Stan Lee’s Legacy
By SHAMAIL NASEER
We never noticed him, but through Marvel’s most famous comic characters, he was always in our lives. Sadly, Stan Lee died at the age of 95 on November 12, 2018.
“I was so torn when I found out he could no longer present his ideas,” said Kayla Pilgrim ‘22, a member of comics club. “His works affected people, and it’s sad that his gift is gone.”
Lee changed the standards for comics by creating stories that didn’t put superheroes on a platform normal people could never reach. It was this charm that kept leading people back to Marvel and Stan Lee’s comics.
“My parents weren’t happy that I became a teacher,” said Mr. Marco Machado, a physics teacher. “Captain Marvel has a backstory where she wasn’t supported by her family, and she really just wanted to fly. My background is one where I wanted to fly, too, and I felt that our stories paralleled.”

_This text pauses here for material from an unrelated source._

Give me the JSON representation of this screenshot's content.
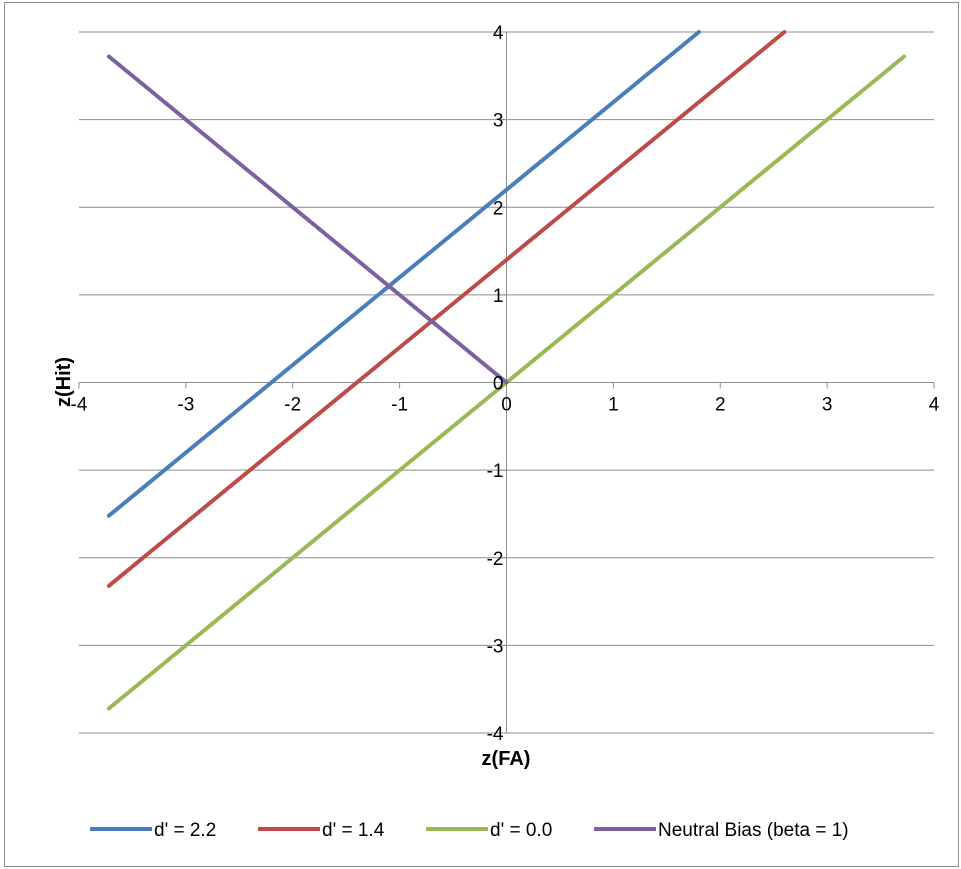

In an obituary in the New York Times, Lee said, “What I tried to do was take these characters, who are obviously bigger than life and fictitious, and make them seem real.”
Lee didn’t disappoint! He created Peter Parker, a regular high school boy with teenager problems who just happens to be able to shoot webs out of his wrists. The Fantastic Four, one of Lee’s first creations, had human flaws, self-doubts, and worries along with their powers.

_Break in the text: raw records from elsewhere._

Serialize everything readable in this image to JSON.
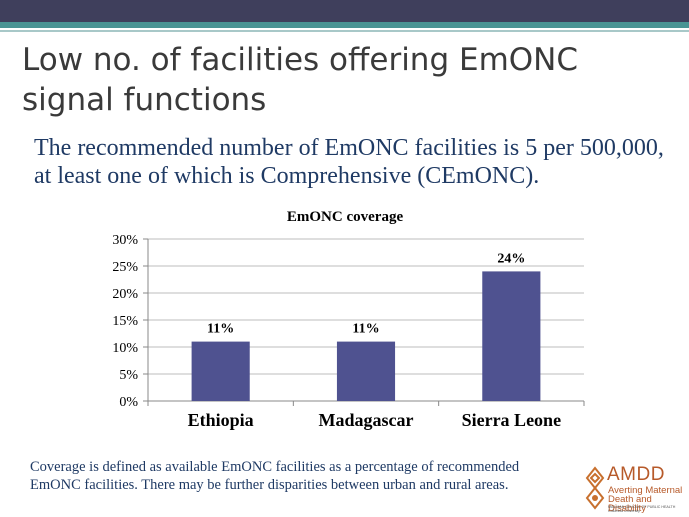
{
  "slide": {
    "title": "Low no. of facilities offering EmONC signal functions",
    "subtitle": "The recommended number of EmONC facilities is 5 per 500,000, at least one of which is Comprehensive (CEmONC).",
    "footnote": "Coverage is defined as available EmONC facilities as a percentage of recommended EmONC facilities. There may be further disparities between urban and rural areas."
  },
  "logo": {
    "name": "AMDD",
    "subtitle": "Averting Maternal Death and Disability",
    "school": "MAILMAN SCHOOL OF PUBLIC HEALTH Columbia University",
    "color": "#b75a2a"
  },
  "colors": {
    "bar": "#4f5290",
    "band_dark": "#3f3f5c",
    "band_teal": "#4a9494",
    "text_blue": "#1f3a64"
  },
  "chart_data": {
    "type": "bar",
    "title": "EmONC coverage",
    "categories": [
      "Ethiopia",
      "Madagascar",
      "Sierra Leone"
    ],
    "values": [
      11,
      11,
      24
    ],
    "data_labels": [
      "11%",
      "11%",
      "24%"
    ],
    "ylim": [
      0,
      30
    ],
    "yticks": [
      "0%",
      "5%",
      "10%",
      "15%",
      "20%",
      "25%",
      "30%"
    ],
    "ytick_values": [
      0,
      5,
      10,
      15,
      20,
      25,
      30
    ],
    "grid": true,
    "legend": "none",
    "xlabel": "",
    "ylabel": ""
  }
}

In today’s world, people want to say something but they can’t,” said Mr. Machado “Comics give them a platform.”
Stan Lee supported the civil rights movements in the 1960s through his stories, the most famous example being the X-men, a race of mutants cast out of society for their differences.
“He inspired other artists and writers,” said Rezanur Rohan ’20, a member of the comics club. “Now they entertain others with engaging storylines, interesting characters, and real-world morals.”

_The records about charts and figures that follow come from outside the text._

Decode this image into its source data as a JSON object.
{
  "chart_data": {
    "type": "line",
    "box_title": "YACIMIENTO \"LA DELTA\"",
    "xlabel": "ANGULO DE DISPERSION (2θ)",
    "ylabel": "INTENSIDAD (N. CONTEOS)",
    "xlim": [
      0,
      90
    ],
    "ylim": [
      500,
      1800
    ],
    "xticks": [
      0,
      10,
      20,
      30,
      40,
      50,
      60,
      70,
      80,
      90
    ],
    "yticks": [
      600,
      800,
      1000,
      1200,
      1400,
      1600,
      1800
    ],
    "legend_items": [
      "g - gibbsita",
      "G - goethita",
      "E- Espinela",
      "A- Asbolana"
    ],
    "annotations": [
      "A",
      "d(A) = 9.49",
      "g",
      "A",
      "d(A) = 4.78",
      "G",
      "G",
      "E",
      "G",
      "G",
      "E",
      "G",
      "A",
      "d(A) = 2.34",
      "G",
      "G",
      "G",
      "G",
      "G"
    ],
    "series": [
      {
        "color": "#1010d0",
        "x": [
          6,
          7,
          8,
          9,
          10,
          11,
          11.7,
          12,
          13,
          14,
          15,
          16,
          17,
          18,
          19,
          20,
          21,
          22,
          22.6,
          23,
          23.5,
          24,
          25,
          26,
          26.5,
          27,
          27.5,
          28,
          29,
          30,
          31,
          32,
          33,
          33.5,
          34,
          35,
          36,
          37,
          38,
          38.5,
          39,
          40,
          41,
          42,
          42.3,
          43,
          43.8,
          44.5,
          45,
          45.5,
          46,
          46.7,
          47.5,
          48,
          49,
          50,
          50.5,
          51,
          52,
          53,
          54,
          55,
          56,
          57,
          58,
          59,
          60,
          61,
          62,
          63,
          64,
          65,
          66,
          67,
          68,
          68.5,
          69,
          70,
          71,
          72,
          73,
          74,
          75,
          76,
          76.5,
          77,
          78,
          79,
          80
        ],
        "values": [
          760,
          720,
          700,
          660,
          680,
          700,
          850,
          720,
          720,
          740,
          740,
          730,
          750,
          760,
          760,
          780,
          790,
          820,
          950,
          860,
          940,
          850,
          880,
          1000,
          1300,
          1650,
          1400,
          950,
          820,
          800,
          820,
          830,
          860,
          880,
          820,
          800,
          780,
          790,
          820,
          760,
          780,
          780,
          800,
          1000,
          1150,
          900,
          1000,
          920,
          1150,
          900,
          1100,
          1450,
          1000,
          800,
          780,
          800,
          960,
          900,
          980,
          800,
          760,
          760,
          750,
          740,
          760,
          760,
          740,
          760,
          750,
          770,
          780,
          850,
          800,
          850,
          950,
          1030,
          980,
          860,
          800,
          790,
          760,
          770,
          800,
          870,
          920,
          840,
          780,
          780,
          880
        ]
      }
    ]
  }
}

His legacy won’t be easily forgotten.
“When I was a kid, my dad would bring stacks of comics from the library like everyday,” said Anthony Lekakis ’20, a Marvel fan. “I used to read comics every time he came home from the library, and there’s just all these worlds. If I ever met Stan Lee, I would say thank you. Not only did he drive my father’s love for comics, he drove mine. He created new worlds, and that’s just a beautiful thing.”